Once home, Ty Roberts appeared beside the passenger door before Casie had even touched the handle. Outside, it was almost fully dark. Just a few magenta layers lighted the western sky. The vendors were gone, leaving little more than flattened grass and a few scraps of detritus across the scalloped hills.
“What’s going on?” The boy spoke as soon as Casie pushed open the passenger door. Beside him, Jack, border collie and resident security, turned circles in excited anticipation.
“False alarm,” Colt said and stepped out of the cab. “Holy Moses, boy, you must have grown a foot since I last seen you.” In fact, his height now exceeded Colt’s by half a hand.
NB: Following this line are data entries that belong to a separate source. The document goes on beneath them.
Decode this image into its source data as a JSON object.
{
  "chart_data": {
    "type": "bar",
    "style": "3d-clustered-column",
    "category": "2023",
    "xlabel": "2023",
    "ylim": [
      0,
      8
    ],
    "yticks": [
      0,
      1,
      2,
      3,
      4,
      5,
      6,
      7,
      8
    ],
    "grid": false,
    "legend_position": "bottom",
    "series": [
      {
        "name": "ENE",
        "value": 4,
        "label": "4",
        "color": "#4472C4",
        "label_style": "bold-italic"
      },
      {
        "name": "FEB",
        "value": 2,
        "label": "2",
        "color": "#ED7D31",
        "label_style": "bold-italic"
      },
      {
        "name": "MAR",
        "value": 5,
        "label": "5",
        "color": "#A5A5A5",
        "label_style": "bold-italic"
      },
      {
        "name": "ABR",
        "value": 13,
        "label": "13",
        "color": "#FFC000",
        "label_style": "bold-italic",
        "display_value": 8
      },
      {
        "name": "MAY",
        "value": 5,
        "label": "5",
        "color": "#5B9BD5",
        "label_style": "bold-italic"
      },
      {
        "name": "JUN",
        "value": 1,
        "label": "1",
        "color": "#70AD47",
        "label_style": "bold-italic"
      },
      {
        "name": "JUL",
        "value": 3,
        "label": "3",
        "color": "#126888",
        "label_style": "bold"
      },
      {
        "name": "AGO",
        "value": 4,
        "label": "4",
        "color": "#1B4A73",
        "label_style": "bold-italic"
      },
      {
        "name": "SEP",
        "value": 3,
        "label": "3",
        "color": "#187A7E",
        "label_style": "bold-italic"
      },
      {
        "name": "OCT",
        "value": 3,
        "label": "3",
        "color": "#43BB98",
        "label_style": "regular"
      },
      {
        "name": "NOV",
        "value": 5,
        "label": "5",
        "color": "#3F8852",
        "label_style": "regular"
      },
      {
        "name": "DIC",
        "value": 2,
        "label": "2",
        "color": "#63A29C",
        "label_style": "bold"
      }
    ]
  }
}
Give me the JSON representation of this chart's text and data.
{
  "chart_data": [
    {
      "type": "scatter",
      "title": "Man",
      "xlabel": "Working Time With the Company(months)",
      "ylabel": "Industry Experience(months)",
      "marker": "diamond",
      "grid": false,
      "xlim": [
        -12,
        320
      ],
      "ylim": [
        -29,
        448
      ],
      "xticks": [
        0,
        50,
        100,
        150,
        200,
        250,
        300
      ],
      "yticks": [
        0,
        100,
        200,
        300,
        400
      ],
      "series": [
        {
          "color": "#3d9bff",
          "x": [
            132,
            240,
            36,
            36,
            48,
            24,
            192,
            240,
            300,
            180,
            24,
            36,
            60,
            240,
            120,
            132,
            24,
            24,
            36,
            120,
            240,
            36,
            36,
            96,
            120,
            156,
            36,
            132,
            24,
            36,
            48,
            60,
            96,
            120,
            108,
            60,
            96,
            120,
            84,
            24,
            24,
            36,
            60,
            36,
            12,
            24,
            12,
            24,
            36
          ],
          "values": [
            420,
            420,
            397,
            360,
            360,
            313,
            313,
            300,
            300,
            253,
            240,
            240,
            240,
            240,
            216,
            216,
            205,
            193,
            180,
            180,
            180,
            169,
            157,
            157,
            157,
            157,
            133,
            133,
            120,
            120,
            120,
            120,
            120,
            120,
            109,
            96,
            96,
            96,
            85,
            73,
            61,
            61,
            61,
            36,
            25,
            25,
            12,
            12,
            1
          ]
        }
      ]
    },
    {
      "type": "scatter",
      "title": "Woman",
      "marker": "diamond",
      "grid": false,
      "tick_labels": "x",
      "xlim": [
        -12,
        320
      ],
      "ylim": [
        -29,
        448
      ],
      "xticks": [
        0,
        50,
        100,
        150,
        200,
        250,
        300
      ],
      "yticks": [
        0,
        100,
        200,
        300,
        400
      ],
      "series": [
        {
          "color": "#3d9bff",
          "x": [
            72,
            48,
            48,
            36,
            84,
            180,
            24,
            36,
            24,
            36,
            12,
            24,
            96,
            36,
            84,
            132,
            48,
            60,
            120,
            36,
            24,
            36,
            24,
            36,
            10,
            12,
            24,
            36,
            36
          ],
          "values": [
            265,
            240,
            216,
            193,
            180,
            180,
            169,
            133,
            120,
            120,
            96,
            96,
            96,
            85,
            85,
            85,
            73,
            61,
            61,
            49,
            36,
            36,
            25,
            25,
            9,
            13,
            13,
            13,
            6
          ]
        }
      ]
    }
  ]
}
Casie had no idea why that truth made her feel better. “Doesn’t look like you’re going to make a bronc rider after all.”
“Bronc rider!” Casie scoffed, then wished she hadn’t opened her mouth.
Ty shifted his worried gaze to her, then on to Emily. “Everything okay?”
Colt rounded the bumper. “Casie’s just mad that hospitals have that silly rule about not allowing target practice in their facilities.”
Ty’s brow wrinkled.
“You could have warned me,” Casie said and stepped out of the truck.
Colt laughed. “And spoil the fun?”
“What are they talking about?” Ty asked, directing his attention to Emily, who slid carefully off the seat and shook her head as if trying to disavow the entire episode. Casie wondered with vague mortification if she had embarrassed the girl. Generally, Em had the toughened attitude of a veteran warhorse, but she was bound to feel vulnerable in her current condition. Wasn’t she? Uncertainty stole through Casie like a cat on the prowl. After all, it wasn’t as if
she
had ever experienced the pangs of pregnancy, emotional or physical. And in all honesty that was probably for the best; she was barely up to nurturing newborn calves. God help her if she ever had a child, she thought, and let her misty gaze settle for just a moment on Em’s rounded belly.
“Was there any trouble with the vendors?” Emily, true to her entrepreneurial nature, was glancing with concern around the all-but-empty property.
“Not that I know of,” Ty said and shuffled back a half pace, making room for her bulk. “Everybody seemed pretty happy. But hey, some guy from Lead was interested in your rhub-apple jam. Said he thought it could go mainstream. Whatever that means.”
“Yeah?”
“Said it was rhubalicious.”
“Seriously?” Emily made a face that suggested both delight and the burning need to mock. “He said that?”
Ty grinned, just the slightest twitch of his lips. He did that more these days, though he would probably never match Colt’s irritating jocularity. “He left his card.”
“Where is it?” Em’s voice was breathy with excitement. She was ever determined to find a way to increase the ranch’s profitability.